Как в руках короля появился тонкий лист бумаги и перо? Как незаметно подложил он этот лист к жрецу, как сунул ему перо в руку?
-Что мне писать? – спросил смирившийся жрец.
-Имена, - просто ответил Мирас. – Первый в списке – барон Боде…
Если человеку постоянно причиняют боль, то он либо ломается, либо ожесточается, либо (что редко) может еще остаться прежним. Но Арахна больше не могла быть прежней. Сошлись ли так звёзды, или неожиданное предательство Мальта, его обвинения, истока которых Арахна не видела и не желала видеть, доломали ее доверие к миру и нежность души, но упав на софу в рыданиях самой собой, она поднялась уже совсем другим человеком.
Когда не было ещё смуты, когда заговорщики и перевороты были ещё где-то очень далеко и не существовали в её мире, Арахна имела спокойный взгляд на мир. В глазах её была леность и стабильность. Она знала, как начнётся и как закончится её день, знала, что если не внесёт она к нужному дню строки в отчёт Коллегии палачей, то получит выговор и считала дни до жалования, когда можно будет пойти с друзьями куда-нибудь недалеко, купить какой-нибудь дребедени и вдоволь насмеяться.
Но вот оказалось, что заговорщики существуют и в очень короткий срок Арахна потеряла весь свой прежний мир, и, вступив в чужую для себя реальность, стала существом опустошённым. Во взгляде её пропала леность, остались лишь пустыня и затравленность.

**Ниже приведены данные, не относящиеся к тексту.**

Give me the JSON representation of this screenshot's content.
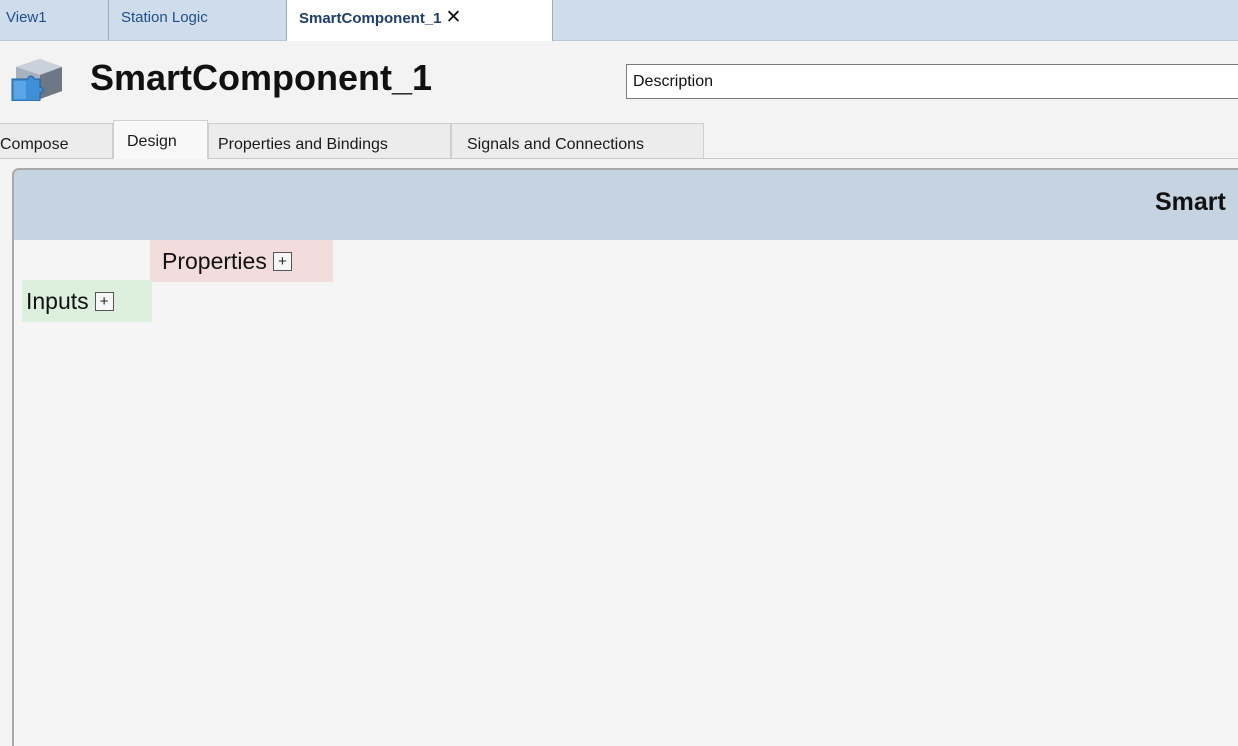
{
  "document_tabs": [
    {
      "label": "View1"
    },
    {
      "label": "Station Logic"
    },
    {
      "label": "SmartComponent_1",
      "active": true,
      "close_glyph": "✕"
    }
  ],
  "header": {
    "icon": "smart-component-puzzle-icon",
    "title": "SmartComponent_1",
    "description_value": "Description"
  },
  "editor_tabs": [
    {
      "label": "Compose"
    },
    {
      "label": "Design",
      "active": true
    },
    {
      "label": "Properties and Bindings"
    },
    {
      "label": "Signals and Connections"
    }
  ],
  "canvas": {
    "title": "Smart",
    "properties_label": "Properties",
    "inputs_label": "Inputs",
    "add_glyph": "+"
  },
  "colors": {
    "tab_strip": "#cfdcec",
    "canvas_header": "#c6d3e1",
    "properties_block": "#f2dcdc",
    "inputs_block": "#ddefdd"
  }
}
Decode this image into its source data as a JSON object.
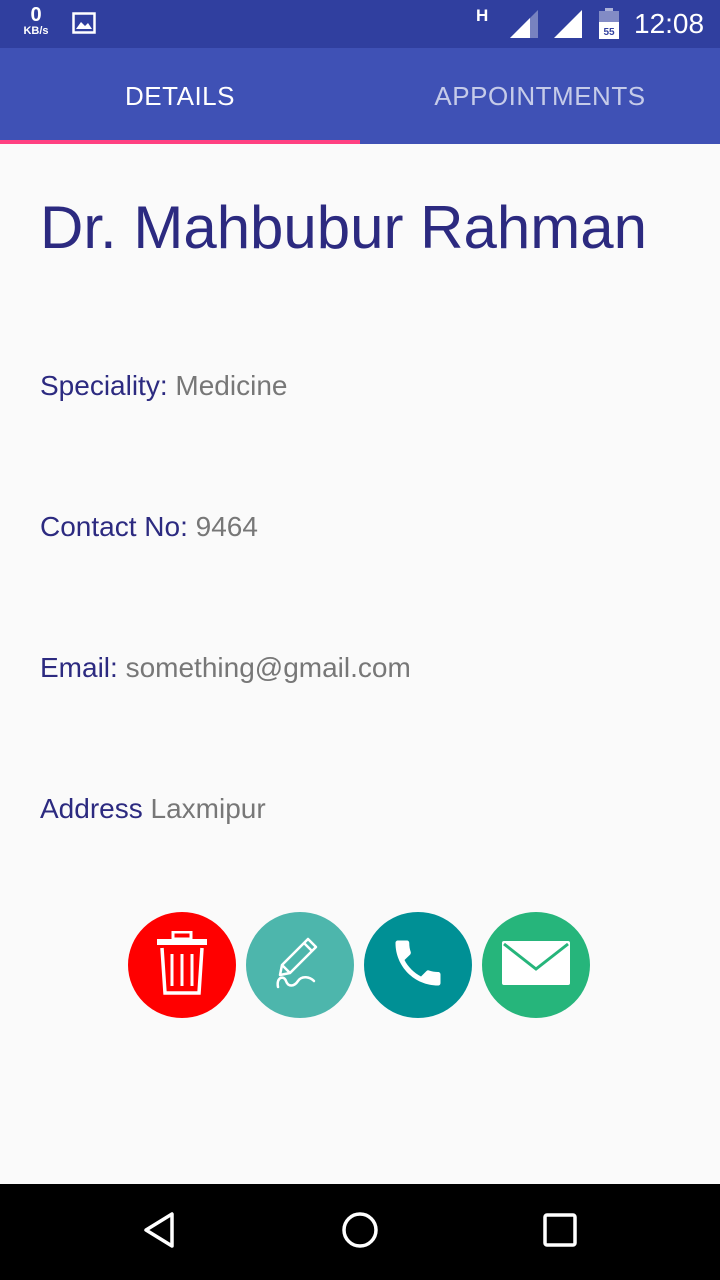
{
  "status_bar": {
    "speed_value": "0",
    "speed_unit": "KB/s",
    "network_type": "H",
    "battery_level": "55",
    "time": "12:08"
  },
  "tabs": [
    {
      "label": "DETAILS",
      "selected": true
    },
    {
      "label": "APPOINTMENTS",
      "selected": false
    }
  ],
  "doctor": {
    "name": "Dr. Mahbubur Rahman",
    "speciality_label": "Speciality:",
    "speciality_value": "Medicine",
    "contact_label": "Contact No:",
    "contact_value": "9464",
    "email_label": "Email:",
    "email_value": "something@gmail.com",
    "address_label": "Address",
    "address_value": "Laxmipur"
  },
  "actions": [
    {
      "icon": "trash-icon",
      "color": "#ff0000"
    },
    {
      "icon": "edit-pencil-icon",
      "color": "#4db6ac"
    },
    {
      "icon": "phone-icon",
      "color": "#009095"
    },
    {
      "icon": "envelope-icon",
      "color": "#26b57b"
    }
  ],
  "colors": {
    "status_bar": "#303f9f",
    "tab_bar": "#3f51b5",
    "tab_indicator": "#ff4081",
    "label_text": "#2c2a80",
    "value_text": "#777777"
  },
  "nav": [
    "back-icon",
    "home-icon",
    "recents-icon"
  ]
}
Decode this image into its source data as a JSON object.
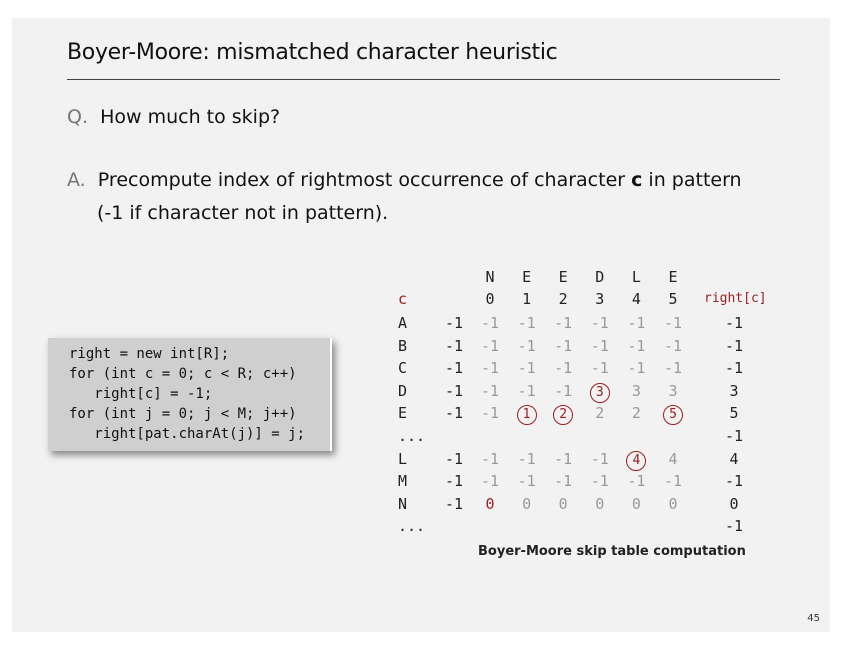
{
  "slide": {
    "title": "Boyer-Moore:  mismatched character heuristic",
    "q_label": "Q.",
    "q_text": "How much to skip?",
    "a_label": "A.",
    "a_text_pre": "Precompute index of rightmost occurrence of character ",
    "a_char": "c",
    "a_text_post": " in pattern",
    "a_text_line2": "(-1 if character not in pattern).",
    "page_number": "45"
  },
  "code": [
    "right = new int[R];",
    "for (int c = 0; c < R; c++)",
    "   right[c] = -1;",
    "for (int j = 0; j < M; j++)",
    "   right[pat.charAt(j)] = j;"
  ],
  "table": {
    "c_header": "c",
    "right_header": "right[c]",
    "pattern_chars": [
      "N",
      "E",
      "E",
      "D",
      "L",
      "E"
    ],
    "indices": [
      "0",
      "1",
      "2",
      "3",
      "4",
      "5"
    ],
    "rows": [
      {
        "c": "A",
        "init": "-1",
        "steps": [
          {
            "v": "-1",
            "s": "gray"
          },
          {
            "v": "-1",
            "s": "gray"
          },
          {
            "v": "-1",
            "s": "gray"
          },
          {
            "v": "-1",
            "s": "gray"
          },
          {
            "v": "-1",
            "s": "gray"
          },
          {
            "v": "-1",
            "s": "gray"
          }
        ],
        "right": "-1"
      },
      {
        "c": "B",
        "init": "-1",
        "steps": [
          {
            "v": "-1",
            "s": "gray"
          },
          {
            "v": "-1",
            "s": "gray"
          },
          {
            "v": "-1",
            "s": "gray"
          },
          {
            "v": "-1",
            "s": "gray"
          },
          {
            "v": "-1",
            "s": "gray"
          },
          {
            "v": "-1",
            "s": "gray"
          }
        ],
        "right": "-1"
      },
      {
        "c": "C",
        "init": "-1",
        "steps": [
          {
            "v": "-1",
            "s": "gray"
          },
          {
            "v": "-1",
            "s": "gray"
          },
          {
            "v": "-1",
            "s": "gray"
          },
          {
            "v": "-1",
            "s": "gray"
          },
          {
            "v": "-1",
            "s": "gray"
          },
          {
            "v": "-1",
            "s": "gray"
          }
        ],
        "right": "-1"
      },
      {
        "c": "D",
        "init": "-1",
        "steps": [
          {
            "v": "-1",
            "s": "gray"
          },
          {
            "v": "-1",
            "s": "gray"
          },
          {
            "v": "-1",
            "s": "gray"
          },
          {
            "v": "3",
            "s": "circle"
          },
          {
            "v": "3",
            "s": "gray"
          },
          {
            "v": "3",
            "s": "gray"
          }
        ],
        "right": "3"
      },
      {
        "c": "E",
        "init": "-1",
        "steps": [
          {
            "v": "-1",
            "s": "gray"
          },
          {
            "v": "1",
            "s": "circle"
          },
          {
            "v": "2",
            "s": "circle"
          },
          {
            "v": "2",
            "s": "gray"
          },
          {
            "v": "2",
            "s": "gray"
          },
          {
            "v": "5",
            "s": "circle"
          }
        ],
        "right": "5"
      },
      {
        "c": "...",
        "init": "",
        "steps": [],
        "right": "-1"
      },
      {
        "c": "L",
        "init": "-1",
        "steps": [
          {
            "v": "-1",
            "s": "gray"
          },
          {
            "v": "-1",
            "s": "gray"
          },
          {
            "v": "-1",
            "s": "gray"
          },
          {
            "v": "-1",
            "s": "gray"
          },
          {
            "v": "4",
            "s": "circle"
          },
          {
            "v": "4",
            "s": "gray"
          }
        ],
        "right": "4"
      },
      {
        "c": "M",
        "init": "-1",
        "steps": [
          {
            "v": "-1",
            "s": "gray"
          },
          {
            "v": "-1",
            "s": "gray"
          },
          {
            "v": "-1",
            "s": "gray"
          },
          {
            "v": "-1",
            "s": "gray"
          },
          {
            "v": "-1",
            "s": "gray"
          },
          {
            "v": "-1",
            "s": "gray"
          }
        ],
        "right": "-1"
      },
      {
        "c": "N",
        "init": "-1",
        "steps": [
          {
            "v": "0",
            "s": "red"
          },
          {
            "v": "0",
            "s": "gray"
          },
          {
            "v": "0",
            "s": "gray"
          },
          {
            "v": "0",
            "s": "gray"
          },
          {
            "v": "0",
            "s": "gray"
          },
          {
            "v": "0",
            "s": "gray"
          }
        ],
        "right": "0"
      },
      {
        "c": "...",
        "init": "",
        "steps": [],
        "right": "-1"
      }
    ],
    "caption": "Boyer-Moore skip table computation"
  },
  "colors": {
    "accent_red": "#9a1f1f",
    "gray_text": "#9a9a9a",
    "slide_bg": "#f2f2f2",
    "code_bg": "#cfcfcf"
  }
}
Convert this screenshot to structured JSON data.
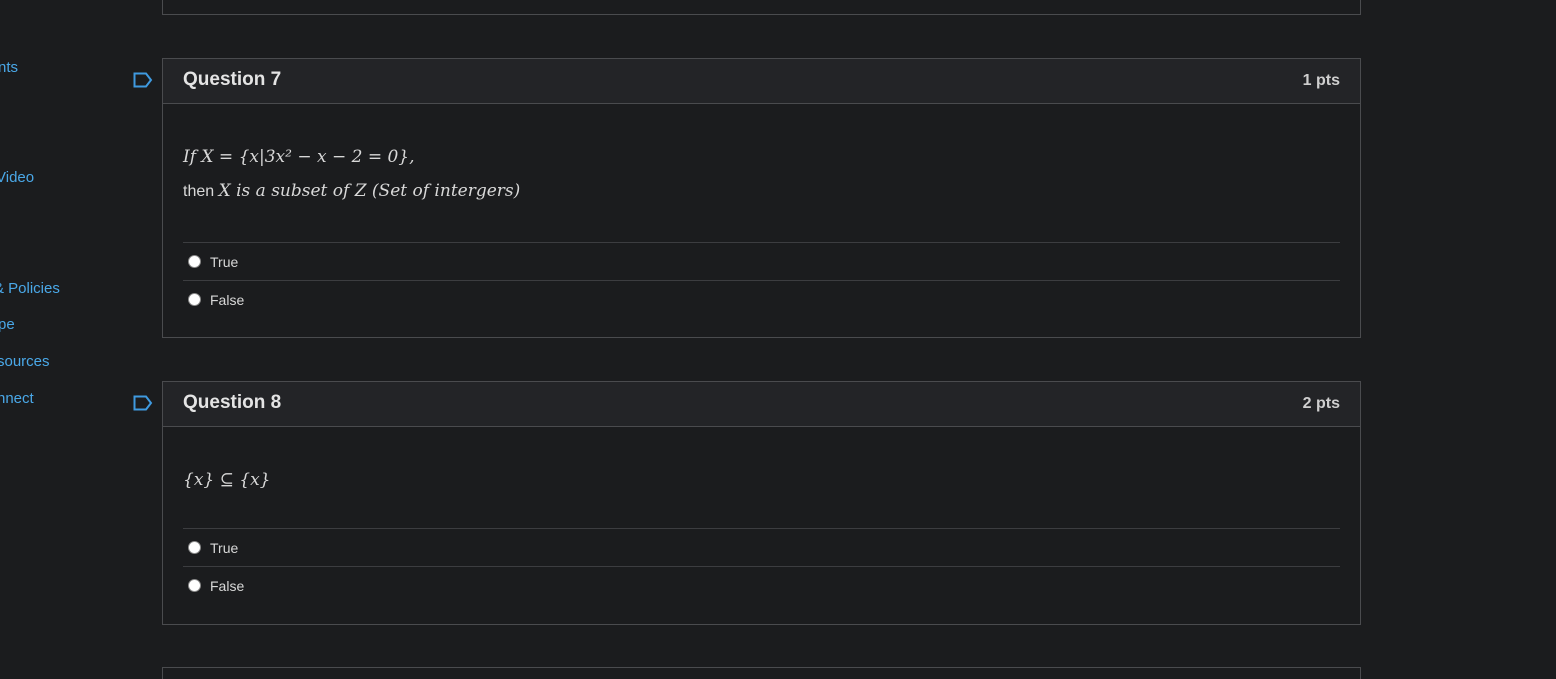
{
  "nav": {
    "items": [
      "nts",
      "Video",
      "& Policies",
      "pe",
      "sources",
      "nnect"
    ]
  },
  "questions": [
    {
      "title": "Question 7",
      "points": "1 pts",
      "line1": "If X = {x|3x² − x − 2 = 0},",
      "line2_prefix": "then",
      "line2_math": "X is a subset of Z (Set of intergers)",
      "answers": [
        "True",
        "False"
      ]
    },
    {
      "title": "Question 8",
      "points": "2 pts",
      "line1": "{x} ⊆ {x}",
      "answers": [
        "True",
        "False"
      ]
    }
  ],
  "colors": {
    "background": "#1b1c1e",
    "link": "#4aa8e8",
    "header_bg": "#232427",
    "border": "#4a4b4e"
  },
  "icons": [
    "flag-icon",
    "radio-icon"
  ]
}
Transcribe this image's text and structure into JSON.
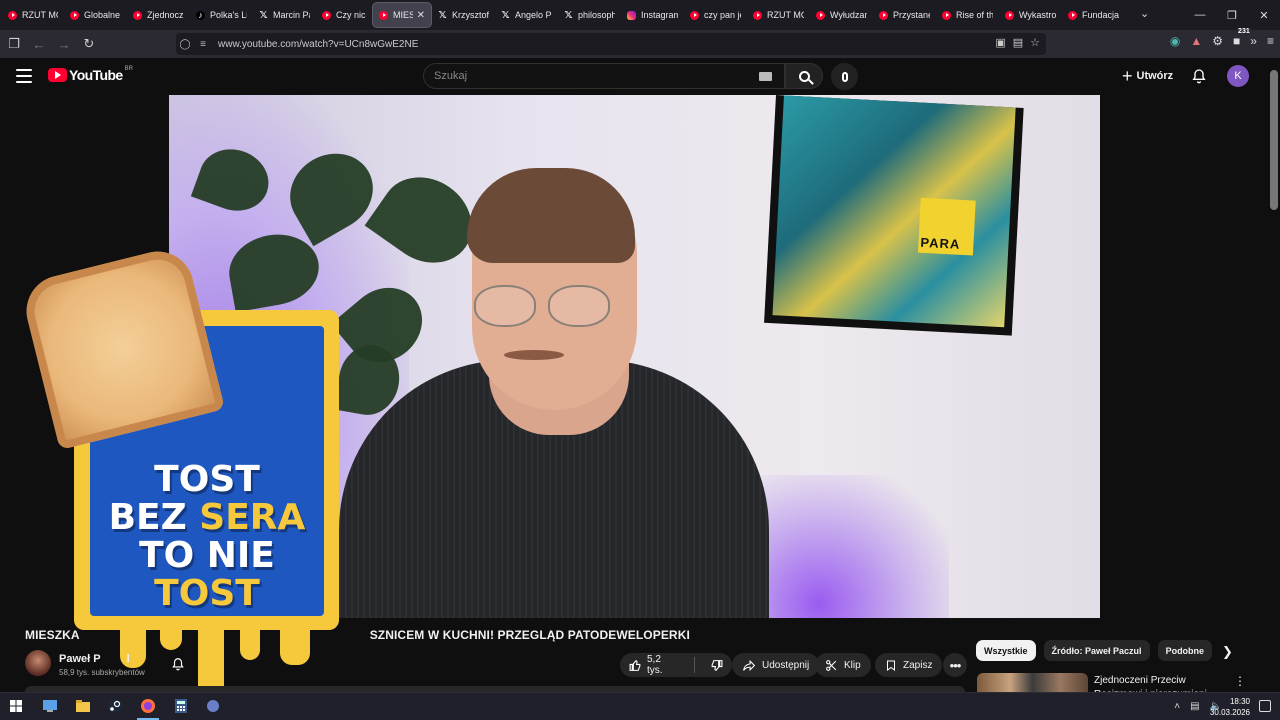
{
  "browser": {
    "tabs": [
      {
        "label": "RZUT MO",
        "icon": "youtube-icon",
        "active": false
      },
      {
        "label": "Globalne",
        "icon": "youtube-icon",
        "active": false
      },
      {
        "label": "Zjednocz",
        "icon": "youtube-icon",
        "active": false
      },
      {
        "label": "Polka's Lif",
        "icon": "tiktok-icon",
        "active": false
      },
      {
        "label": "Marcin Pa",
        "icon": "x-icon",
        "active": false
      },
      {
        "label": "Czy nic ni",
        "icon": "youtube-icon",
        "active": false
      },
      {
        "label": "MIESZ",
        "icon": "youtube-icon",
        "active": true
      },
      {
        "label": "Krzysztof",
        "icon": "x-icon",
        "active": false
      },
      {
        "label": "Angelo P",
        "icon": "x-icon",
        "active": false
      },
      {
        "label": "philosoph",
        "icon": "x-icon",
        "active": false
      },
      {
        "label": "Instagram",
        "icon": "instagram-icon",
        "active": false
      },
      {
        "label": "czy pan je",
        "icon": "youtube-icon",
        "active": false
      },
      {
        "label": "RZUT MO",
        "icon": "youtube-icon",
        "active": false
      },
      {
        "label": "Wyłudzan",
        "icon": "youtube-icon",
        "active": false
      },
      {
        "label": "Przystane",
        "icon": "youtube-icon",
        "active": false
      },
      {
        "label": "Rise of th",
        "icon": "youtube-icon",
        "active": false
      },
      {
        "label": "Wykastro",
        "icon": "youtube-icon",
        "active": false
      },
      {
        "label": "Fundacja",
        "icon": "youtube-icon",
        "active": false
      }
    ],
    "url": "www.youtube.com/watch?v=UCn8wGwE2NE",
    "extension_badge": "231"
  },
  "youtube": {
    "logo_text": "YouTube",
    "country_code": "BR",
    "search_placeholder": "Szukaj",
    "create_label": "Utwórz",
    "avatar_letter": "K",
    "accent": "#ff0033"
  },
  "thumbnail": {
    "line1": "TOST",
    "line2_a": "BEZ ",
    "line2_b": "SERA",
    "line3": "TO NIE",
    "line4": "TOST"
  },
  "video": {
    "title_start": "MIESZKA",
    "title_end": "SZNICEM W KUCHNI! PRZEGLĄD PATODEWELOPERKI",
    "channel_name": "Paweł P",
    "channel_name_end": "l",
    "subscribers": "58,9 tys. subskrybentów",
    "likes": "5,2 tys.",
    "share_label": "Udostępnij",
    "clip_label": "Klip",
    "save_label": "Zapisz"
  },
  "sidebar": {
    "chips": [
      "Wszystkie",
      "Źródło: Paweł Paczul",
      "Podobne"
    ],
    "recommended": [
      {
        "title": "Zjednoczeni Przeciw Rasizmowi i nierozumieni"
      }
    ]
  },
  "taskbar": {
    "time": "18:30",
    "date": "30.03.2026"
  }
}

Ей некуда было деться, и держалась она лишь поддержкой Мальта и Атенаис. Но Атенаис, предав, покончила с собой, трусливо сбежав и Мальт…
Теперь Арахну предал и Мальт.
Персиваль, глядя на её муки, не то, чтобы очень сочувствовал ей, как советнице – он помнил, в какие неприятности едва-едва не был втравлен сам из-за нее. Вернее, из-за её друга – ныне покойного – палача Лепена, влюблённого и ревнивого. Арахна не воспринимала его как мужчину, а он не желал этого понимать и, приревновав, попытался подставить палача из новичков…
А посоветовал ему это Персиваль, желая получить новое раскрытое дело о заговорщиках. Но сила обстоятельств сложилась иначе. Новичок-палач оказался не так прост и то ли случайно, то ли намеренно, не подставился, а приемный отец Арахны, наставник Регар и Глава Коллегии Палачей по совместительству, столкнувшись с уликой, которую должен был «обнаружить» Персиваль, испугался, решив, что это приведет к Арахне и взял, как считал, её вину на себя.
Персиваля спасло только то, что Лепен, не в силах переносить мучения Арахны, непонимающей, как и что произошло, открыл ей правду и не выдал Персиваля. Ну и то, что Арахна казнила и его и Регара за несколько часов до переворота, а дальше было не до этого. Но Персиваль знал, что и Мальт его подозревал, и в принципе, на первых шагах дело было страшным, ведь бывший дознаватель не предполагал ареста Главы Коллегии, он думал, что речь пойдет о новичке. А тут…скандал!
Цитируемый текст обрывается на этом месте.